Le trafic de nourrissons a pris pied dans les ghettos rom de la région il y a une quinzaine d'années, mais touche désormais d'autres provinces comme celles de Varna (nord-est), Aïtos, Karnobat, Yambol, Sliven (sud-est) ou Kazanlak (centre).
"Iliana est partie enceinte en Grèce (…) C'est le troisième bébé qu'elle vend", chuchote une femme d'Ekzarh-Antimovo, un village rongé par la misère, à 40 kilomètres de Bourgas.
Une autre habitante du même village doit être jugée pour avoir vendu un bébé en Grèce.

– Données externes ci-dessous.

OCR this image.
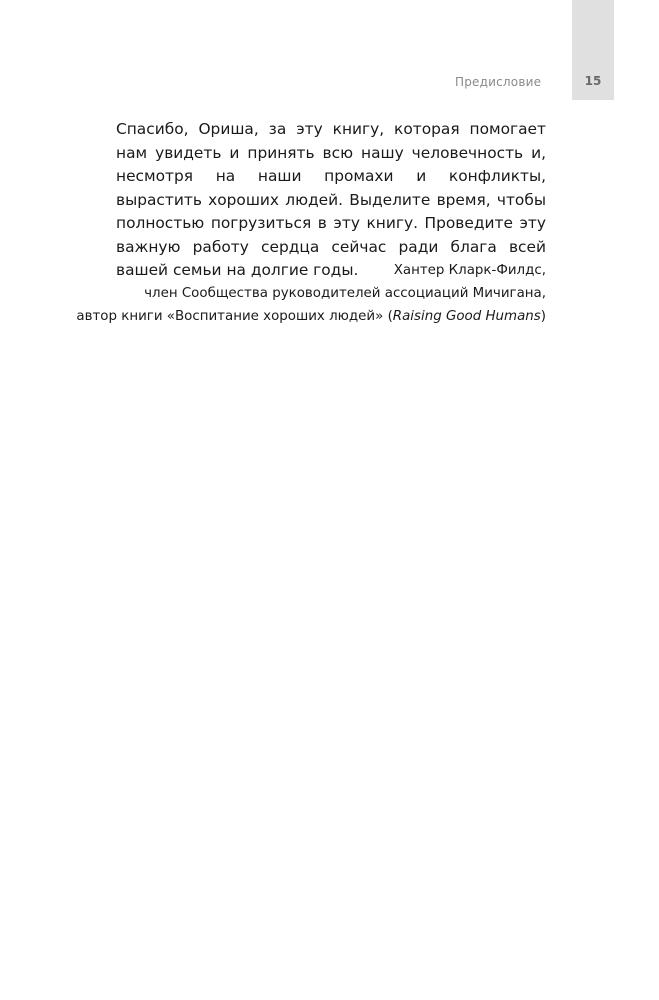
15
Предисловие

Спасибо, Ориша, за эту книгу, которая помогает нам увидеть и принять всю нашу человечность и, несмотря на наши промахи и конфликты, вырастить хороших людей. Выделите время, чтобы полностью погрузиться в эту книгу. Проведите эту важную работу сердца сейчас ради блага всей вашей семьи на долгие годы.	Хантер Кларк-Филдс,
член Сообщества руководителей ассоциаций Мичигана,
автор книги «Воспитание хороших людей» (Raising Good Humans)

Elle refuse de parler aux journalistes de l'AFP. "Je ne suis pas celle que vous cherchez", s'écrie cette femme replète au cheveux teints en rouge.

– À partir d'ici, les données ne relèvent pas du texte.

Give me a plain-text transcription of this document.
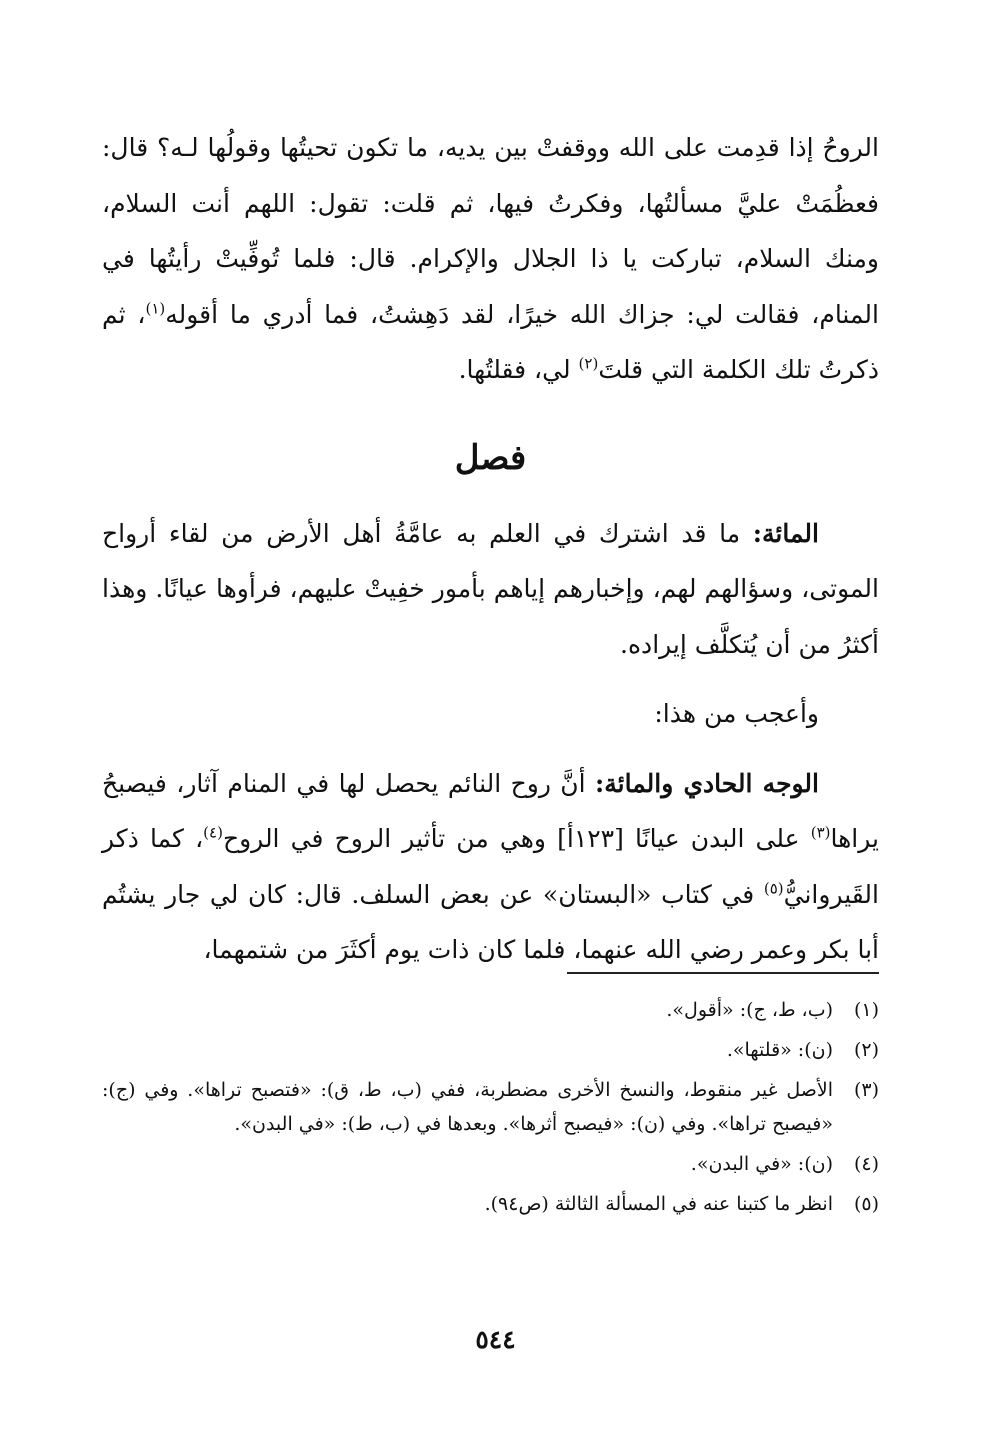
الروحُ إذا قدِمت على الله ووقفتْ بين يديه، ما تكون تحيتُها وقولُها لـه؟ قال: فعظُمَتْ عليَّ مسألتُها، وفكرتُ فيها، ثم قلت: تقول: اللهم أنت السلام، ومنك السلام، تباركت يا ذا الجلال والإكرام. قال: فلما تُوفِّيتْ رأيتُها في المنام، فقالت لي: جزاك الله خيرًا، لقد دَهِشتُ، فما أدري ما أقوله$^{(١)}$، ثم ذكرتُ تلك الكلمة التي قلتَ$^{(٢)}$ لي، فقلتُها.

فصل

المائة: ما قد اشترك في العلم به عامَّةُ أهل الأرض من لقاء أرواح الموتى، وسؤالهم لهم، وإخبارهم إياهم بأمور خفِيتْ عليهم، فرأوها عيانًا. وهذا أكثرُ من أن يُتكلَّف إيراده.

وأعجب من هذا:

الوجه الحادي والمائة: أنَّ روح النائم يحصل لها في المنام آثار، فيصبحُ يراها$^{(٣)}$ على البدن عيانًا [١٢٣أ] وهي من تأثير الروح في الروح$^{(٤)}$، كما ذكر القَيروانيُّ$^{(٥)}$ في كتاب «البستان» عن بعض السلف. قال: كان لي جار يشتُم أبا بكر وعمر رضي الله عنهما، فلما كان ذات يوم أكثَرَ من شتمهما،

(١)
(ب، ط، ج): «أقول».
(٢)
(ن): «قلتها».
(٣)
الأصل غير منقوط، والنسخ الأخرى مضطربة، ففي (ب، ط، ق): «فتصبح تراها». وفي (ج): «فيصبح تراها». وفي (ن): «فيصبح أثرها». وبعدها في (ب، ط): «في البدن».
(٤)
(ن): «في البدن».
(٥)
انظر ما كتبنا عنه في المسألة الثالثة (ص٩٤).
٥٤٤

Sa petite maison blanche, décente, se distingue des autres, des masures décrépites où des familles nombreuses couchent à même le sol, souvent sans eau courante et sans électricité.
"Quelques 97% (des Roms) sont illettrés", explique le maire d'Ekzarh-Antimovo, Sachko Ivanov, affirmant que les ventes de bébés restent "un phénomène isolé, cantonné aux plus marginalisés". Mais "il y en a eu et il y en aura toujours car la misère est profonde", observe-t-il.
Un mécanisme précisément décrit dans une récente enquête de la chaîne de télévision bulgare Nova.
"Trois ou quatre trafiquants tiennent le marché grec", vendant "5-6 bébés par mois", y affirmait Plamen Dimitrov, un Rom de Bourgas chargé du transport des mères à Athènes, citant le cas d'une femme ayant vendu huit enfants.
Le chef de réseau empoche selon lui 12.700 euros par transaction, dont 3.500 euros destinés à la mère biologique, somme conséquente en Bulgarie où le salaire moyen est de 470 euros par mois.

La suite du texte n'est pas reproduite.